夏風邪と言えば、えるちゃんはもう治ったかな?

彼女の慎ましやかなくしゃみを思い出すと、そこ経由で感染したとは、考えにくい。


『やっぱり、髪の毛よく乾かさずに寝っちゃったからかな…。』


昨日は疲れ果てていたのか、お風呂上がりにゴロゴロしていたら、眠ってしまっていた。

その結果、朝起きてみれば、喉に違和感を感じるし、くしゃみも止まらない。

そして極めつけは、体温計に表示された数字だった。


それにしても、えるちゃんと近いタイミングで風邪をひくなんて、こんなちょっとした偶然に笑ってしまった。
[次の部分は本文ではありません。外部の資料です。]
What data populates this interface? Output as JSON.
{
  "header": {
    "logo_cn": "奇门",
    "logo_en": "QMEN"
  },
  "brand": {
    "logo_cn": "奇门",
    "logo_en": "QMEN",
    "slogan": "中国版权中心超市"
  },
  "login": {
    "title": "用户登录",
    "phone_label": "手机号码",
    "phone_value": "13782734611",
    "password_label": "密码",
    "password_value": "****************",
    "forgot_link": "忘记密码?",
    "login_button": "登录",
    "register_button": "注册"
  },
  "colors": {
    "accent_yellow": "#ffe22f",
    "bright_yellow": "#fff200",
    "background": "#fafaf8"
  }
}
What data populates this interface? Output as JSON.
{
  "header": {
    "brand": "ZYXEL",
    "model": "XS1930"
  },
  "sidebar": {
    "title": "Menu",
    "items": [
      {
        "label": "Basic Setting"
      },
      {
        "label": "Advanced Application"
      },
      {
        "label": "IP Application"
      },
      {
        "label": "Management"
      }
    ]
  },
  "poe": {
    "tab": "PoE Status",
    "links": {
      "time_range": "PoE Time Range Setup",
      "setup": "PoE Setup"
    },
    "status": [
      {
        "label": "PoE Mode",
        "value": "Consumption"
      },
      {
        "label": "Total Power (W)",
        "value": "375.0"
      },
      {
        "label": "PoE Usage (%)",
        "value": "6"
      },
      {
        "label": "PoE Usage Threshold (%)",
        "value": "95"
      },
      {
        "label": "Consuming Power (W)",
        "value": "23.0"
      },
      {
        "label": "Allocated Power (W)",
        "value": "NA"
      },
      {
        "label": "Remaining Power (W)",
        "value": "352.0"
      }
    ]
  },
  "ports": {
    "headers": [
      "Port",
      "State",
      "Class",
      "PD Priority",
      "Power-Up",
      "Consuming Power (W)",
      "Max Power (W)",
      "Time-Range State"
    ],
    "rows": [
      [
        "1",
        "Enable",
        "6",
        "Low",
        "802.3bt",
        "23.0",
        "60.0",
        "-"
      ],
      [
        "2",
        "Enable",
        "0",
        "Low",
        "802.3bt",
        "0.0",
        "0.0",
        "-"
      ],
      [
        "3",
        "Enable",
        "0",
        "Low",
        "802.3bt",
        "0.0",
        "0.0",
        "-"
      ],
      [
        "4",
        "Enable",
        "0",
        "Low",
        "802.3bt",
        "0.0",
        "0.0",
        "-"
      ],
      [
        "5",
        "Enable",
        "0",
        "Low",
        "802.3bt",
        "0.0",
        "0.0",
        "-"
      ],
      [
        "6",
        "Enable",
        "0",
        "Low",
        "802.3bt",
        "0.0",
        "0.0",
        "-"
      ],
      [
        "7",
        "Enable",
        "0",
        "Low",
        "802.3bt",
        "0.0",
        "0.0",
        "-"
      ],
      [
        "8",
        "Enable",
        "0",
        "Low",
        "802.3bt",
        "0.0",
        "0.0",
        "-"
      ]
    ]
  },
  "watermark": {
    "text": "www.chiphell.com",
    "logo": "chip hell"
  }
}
きっとえるちゃんのことだ…自分のせいなんじゃないかって心配してるんだろうなあ。


復帰したら、ちゃんとえるちゃんの誤解を解こうと心に決めたところで、意識を手離した。



目を覚ますともう夕方でだった。


思いのほか、ぐっすり眠っていたみたいだ。


もうひと眠りしようかと考えたけど、眠れそうになかったので、ベッドの上でゴロゴロすることにした。


すると……


ピンポーン…


来客を告げるインターホンの音が鳴った。

親はまだ仕事から帰ってないみたいだったから、私が出なくちゃ。

近くにあったカーディガンを羽織って、乱れた髪を手櫛で簡単にまとめながら、玄関へ向かった。


『はーい…今、開けま…………………………折木君?』


「よお。」


ドアの外には、折木くんが立っていた。